Au début, je passais pour un auteur mal embouché ; ils enfilaient des bottes d’égoutier pour me lire. Et puis dis, t’as vu, le Sana joli, le comment t’est-ce ils lui ont tous emboîté la plume ? Dans la pube, et même la vraie littérature capitonnée, avec injection ?

Qu’à présent, merde, faut trouver encore mieux. Le turbo littéraire, je crois. Je cherche dans mon atelier, la nuit, pendant que tout le monde dort. Sitôt que j’ai fini de baiser : poum ! au banc d’essai ! Ça vient. C’est pas encore au point pour tout de bon. Y a encore des conneries qui grippent. Des incidences qui passent mal. Vingt-six lettres, faut s’en contenter. Mais je sens la gagne, mon drôle. J’en veux, alors j’en aurai ! Quand tu veux vraiment, t’as. Après ça je crèverai, promis. M’en irai aux pissenlits, discrétos, derrière l’église de Bonne-fontaine, tout contre, près de la fausse grotte. Les hivers y sont longs comme la connerie humaine, mais j’aime bien la neige : elle tient chaud aux morts. Me souviens, quand j’étais mort, le combien elle m’adoucissait la désertance, la neige. On aime bien envisager l’après-soi-même, c’est un truc pour s’y maintenir en douce ; le vivre à l’avance, c’est l’assurance illusoire d’en faire un peu partie après.

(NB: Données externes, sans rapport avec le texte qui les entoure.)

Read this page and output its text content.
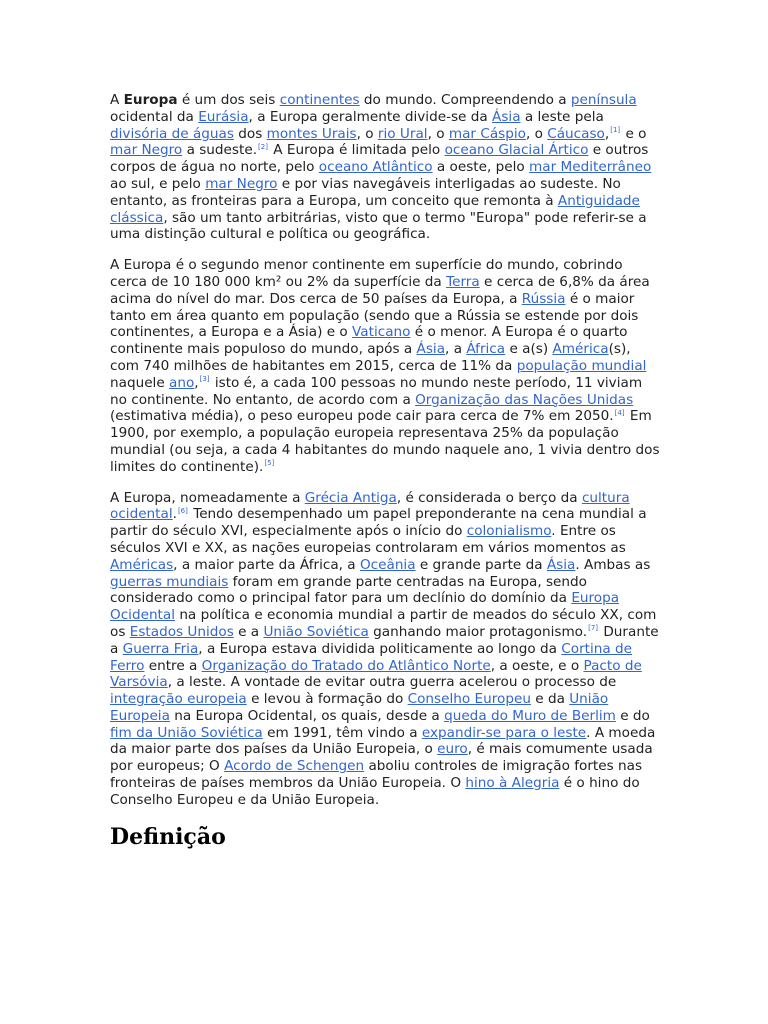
A Europa é um dos seis continentes do mundo. Compreendendo a península ocidental da Eurásia, a Europa geralmente divide-se da Ásia a leste pela divisória de águas dos montes Urais, o rio Ural, o mar Cáspio, o Cáucaso,[1] e o mar Negro a sudeste.[2] A Europa é limitada pelo oceano Glacial Ártico e outros corpos de água no norte, pelo oceano Atlântico a oeste, pelo mar Mediterrâneo ao sul, e pelo mar Negro e por vias navegáveis interligadas ao sudeste. No entanto, as fronteiras para a Europa, um conceito que remonta à Antiguidade clássica, são um tanto arbitrárias, visto que o termo "Europa" pode referir-se a uma distinção cultural e política ou geográfica.

A Europa é o segundo menor continente em superfície do mundo, cobrindo cerca de 10 180 000 km² ou 2% da superfície da Terra e cerca de 6,8% da área acima do nível do mar. Dos cerca de 50 países da Europa, a Rússia é o maior tanto em área quanto em população (sendo que a Rússia se estende por dois continentes, a Europa e a Ásia) e o Vaticano é o menor. A Europa é o quarto continente mais populoso do mundo, após a Ásia, a África e a(s) América(s), com 740 milhões de habitantes em 2015, cerca de 11% da população mundial naquele ano,[3] isto é, a cada 100 pessoas no mundo neste período, 11 viviam no continente. No entanto, de acordo com a Organização das Nações Unidas (estimativa média), o peso europeu pode cair para cerca de 7% em 2050.[4] Em 1900, por exemplo, a população europeia representava 25% da população mundial (ou seja, a cada 4 habitantes do mundo naquele ano, 1 vivia dentro dos limites do continente).[5]

A Europa, nomeadamente a Grécia Antiga, é considerada o berço da cultura ocidental.[6] Tendo desempenhado um papel preponderante na cena mundial a partir do século XVI, especialmente após o início do colonialismo. Entre os séculos XVI e XX, as nações europeias controlaram em vários momentos as Américas, a maior parte da África, a Oceânia e grande parte da Ásia. Ambas as guerras mundiais foram em grande parte centradas na Europa, sendo considerado como o principal fator para um declínio do domínio da Europa Ocidental na política e economia mundial a partir de meados do século XX, com os Estados Unidos e a União Soviética ganhando maior protagonismo.[7] Durante a Guerra Fria, a Europa estava dividida politicamente ao longo da Cortina de Ferro entre a Organização do Tratado do Atlântico Norte, a oeste, e o Pacto de Varsóvia, a leste. A vontade de evitar outra guerra acelerou o processo de integração europeia e levou à formação do Conselho Europeu e da União Europeia na Europa Ocidental, os quais, desde a queda do Muro de Berlim e do fim da União Soviética em 1991, têm vindo a expandir-se para o leste. A moeda da maior parte dos países da União Europeia, o euro, é mais comumente usada por europeus; O Acordo de Schengen aboliu controles de imigração fortes nas fronteiras de países membros da União Europeia. O hino à Alegria é o hino do Conselho Europeu e da União Europeia.

Definição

Le plancton me salue d’un coup de paluche au kibour.

Je toque. Entrez !

Dans le vaste bureau je suis frappé par une abondance de fleurs. Et puis par des reproductions de toiles modernes sur les murs. Ces éléments joyeux combattent la morosité administrative. Le fin du fin restant le juge. Le juge Favret se prénomme Hélène. Il a presque trente-cinq piges, une poitrine dont chacun des deux éléments pourrait servir de pilon pour écraser du manioc à un maniaque, il est blonde comme les blés, avec un visage sérieux et sorceleur sous ses taches de rousseur. Le rouge à lèvres est un peu trop pâle, il faudra que je lui dise avec ménagement quand on se connaîtra mieux. Car, d’entrée de commissaire, je suis disposé à revoir ce magistrat urbi et orbi.

Je m’avance pour saisir la main tendue par-dessus le bureau.

— Ravie de vous accueillir, monsieur le commissaire. Je vous présente Georges Roupille, mon greffier.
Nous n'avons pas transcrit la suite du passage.